For many geometric inequalities, the strategy of inscribing or circumscribing a figure can be useful (recall, for example, Application 1.1, Sections 1.3 and 1.6, and Theorem 2.3). Of all such inscribed or circumscribed figures, the circle plays a central role, and results in a variety of inequalities relating the radius of the circle to numbers associated with the given figure, such as side lengths, perimeter, area, etc.
The triangle is exceptional because every triangle possesses a circle passing through the vertices of the triangle, the circumcircle, whose center is the circumcenter of the triangle, and a circle inside the triangle and tangent to its three sides, the incircle, whose center is the incenter of the triangle.
Inscribing and circumscribing in the Elements of Euclid
Among the thirteen books of the Elements of Euclid (circa 300 BCE), there is one, Book IV, devoted to inscribing and circumscribing figures. This book starts with two basic definitions [Joyce]:
Definition 1. A rectilinear figure is said to be inscribed in a rectilinear figure when the respective angles of the inscribed figure lie on the respective sides of that in which it is inscribed.

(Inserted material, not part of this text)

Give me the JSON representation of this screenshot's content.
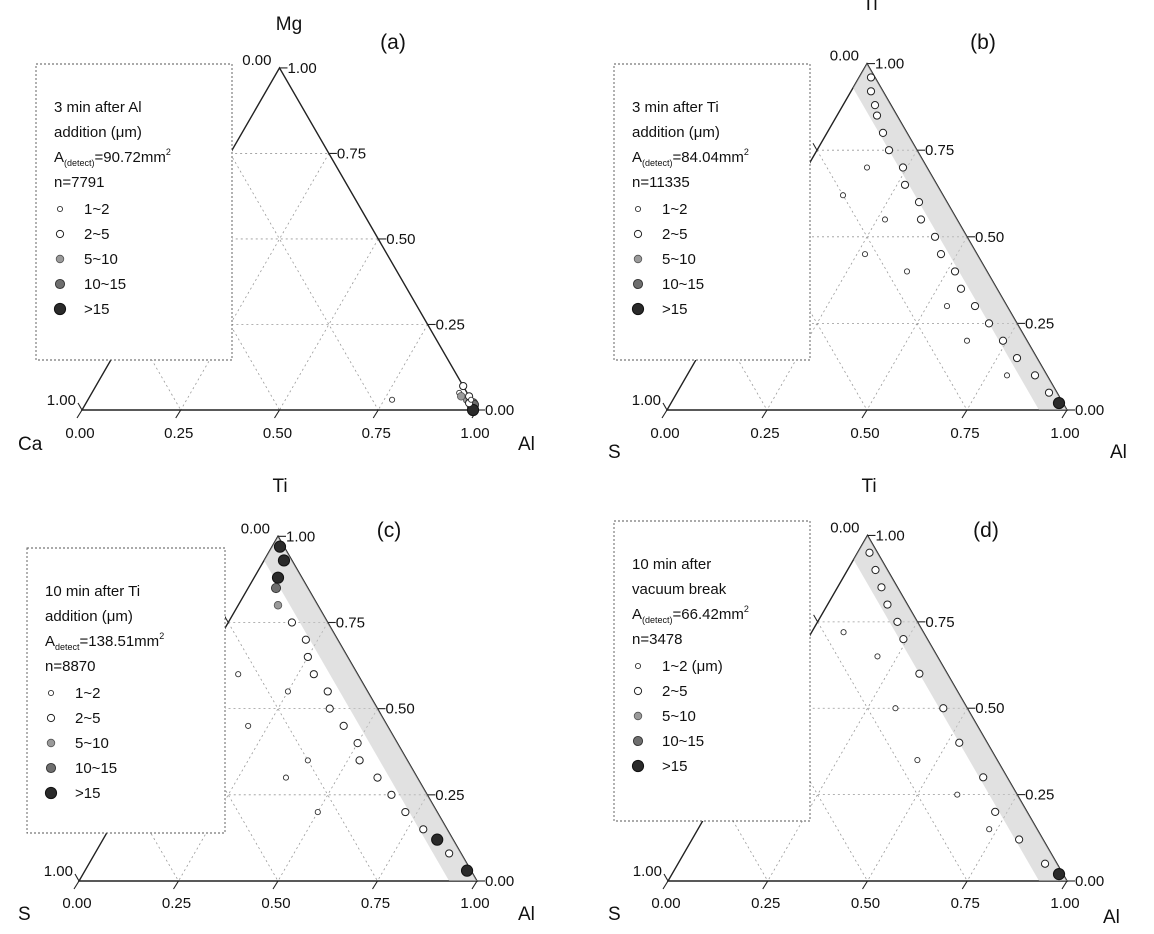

Definition 2. Similarly a figure is said to be circumscribed about a figure when the respective sides of the circumscribed figure pass through the respective angles of that about which it is circumscribed.
After five complementary definitions, Euclid proves sixteen propositions. Euclid mainly considers problems of inscribing or circumscribing circles about triangles, squares, regular pentagons and hexagons, and regular 15-gons.